Regrets, I’ll have a few. I will miss the eye-grabbing front pages, and there is something about the look and feel of newsprint that loses something in the translation to cyberspace, at least for an old print guy like me. And I’ll be sorry to lose that small group of older readers who continue to resist the lure of the internet. Without even a passing acquaintance with Google or Facebook or even email, they will no longer enjoy these fortnightly stories of our shared misspent youths. I’m talking about you, James, and Jamie, and John and Mrs G! It’s time to take a seniors’ computer course at Barclay Manor!

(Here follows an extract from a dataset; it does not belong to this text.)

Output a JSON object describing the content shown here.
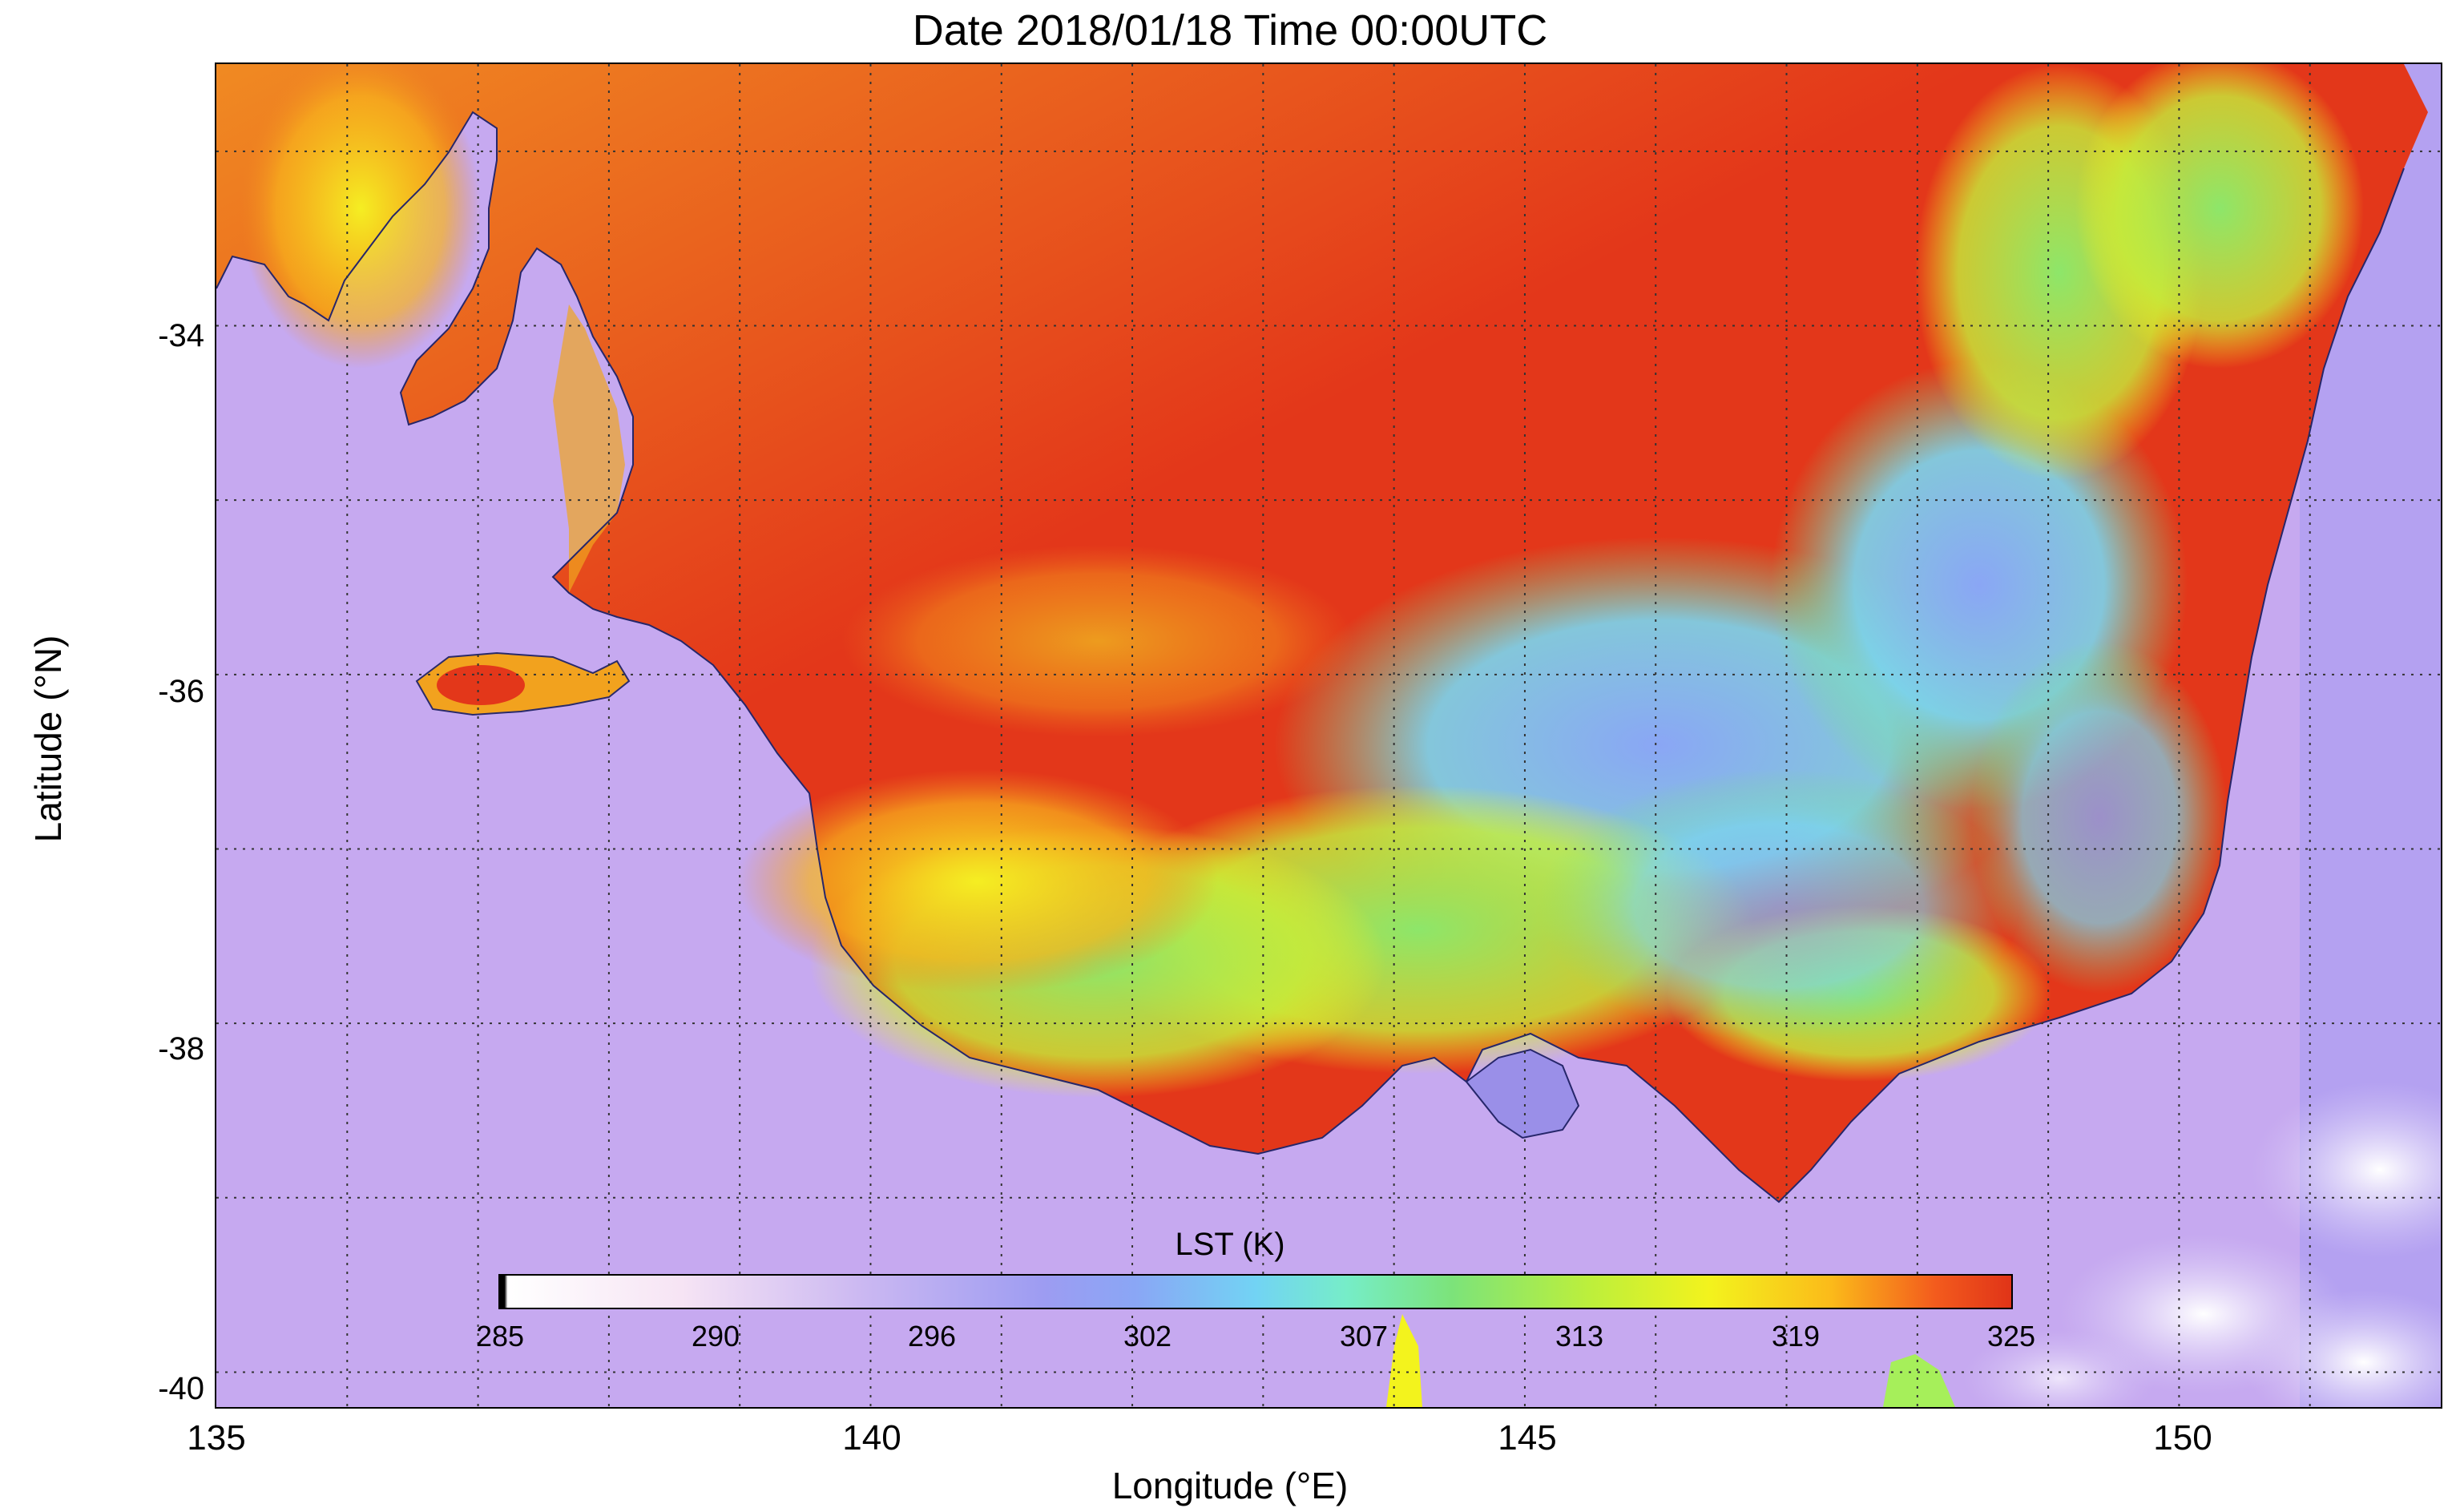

I think that something else we lose with Xtra’s final print run is a citywide visibility that was hard-earned and will be difficult to replace in other ways. The presence of Xtra’s distribution boxes on downtown streets and the piles of copies displayed alongside other community publications in every library, coffee shop and community centre throughout the region have had an impact we can never really calculate. This day-to-day presence was a reminder to ourselves and our allies of the gains we had made and the place in public spaces that we had claimed for ourselves. A subliminal comfort and encouragement to us and an in-your-face reminder to those who still would deny us our seat at the table that we were out and never going back into the closet. Are we, in effect, retreating to a cyber-closet of our own making?
I will leave it to a new generation of gay, lesbian and other voices to come up with ways to keep us in the public eye. As they come up with the answers, I’ll do my best to keep up with the technology. Only last week I had a chat with a journalist pal, a full 10 years my junior, who did her best to bring me up to speed on the phenomena of podcasting and convince me that this was a tool I should explore.
Because they are kind to animals and the elderly, the management of Xtra has decided to take me along on this segue from ink to pixels. There are still many stories to be told about our early days, when we greeted the dawn from the booths of the Granville Street White Lunch. You haven’t heard the last of Mrs G’s stories, and we haven’t even started on the Jamie Stevens legend, Jake Thomas’s and others’ memories of the earliest experiments with “gay theatre” or the pre-Bovines Ephemerals and others who paved the glitter-strewn way for our Sisters of Perpetual Indulgence.
There are time-lines to unravel, personalities to celebrate and old gossip to rehash. I’ll see you on the interwebs!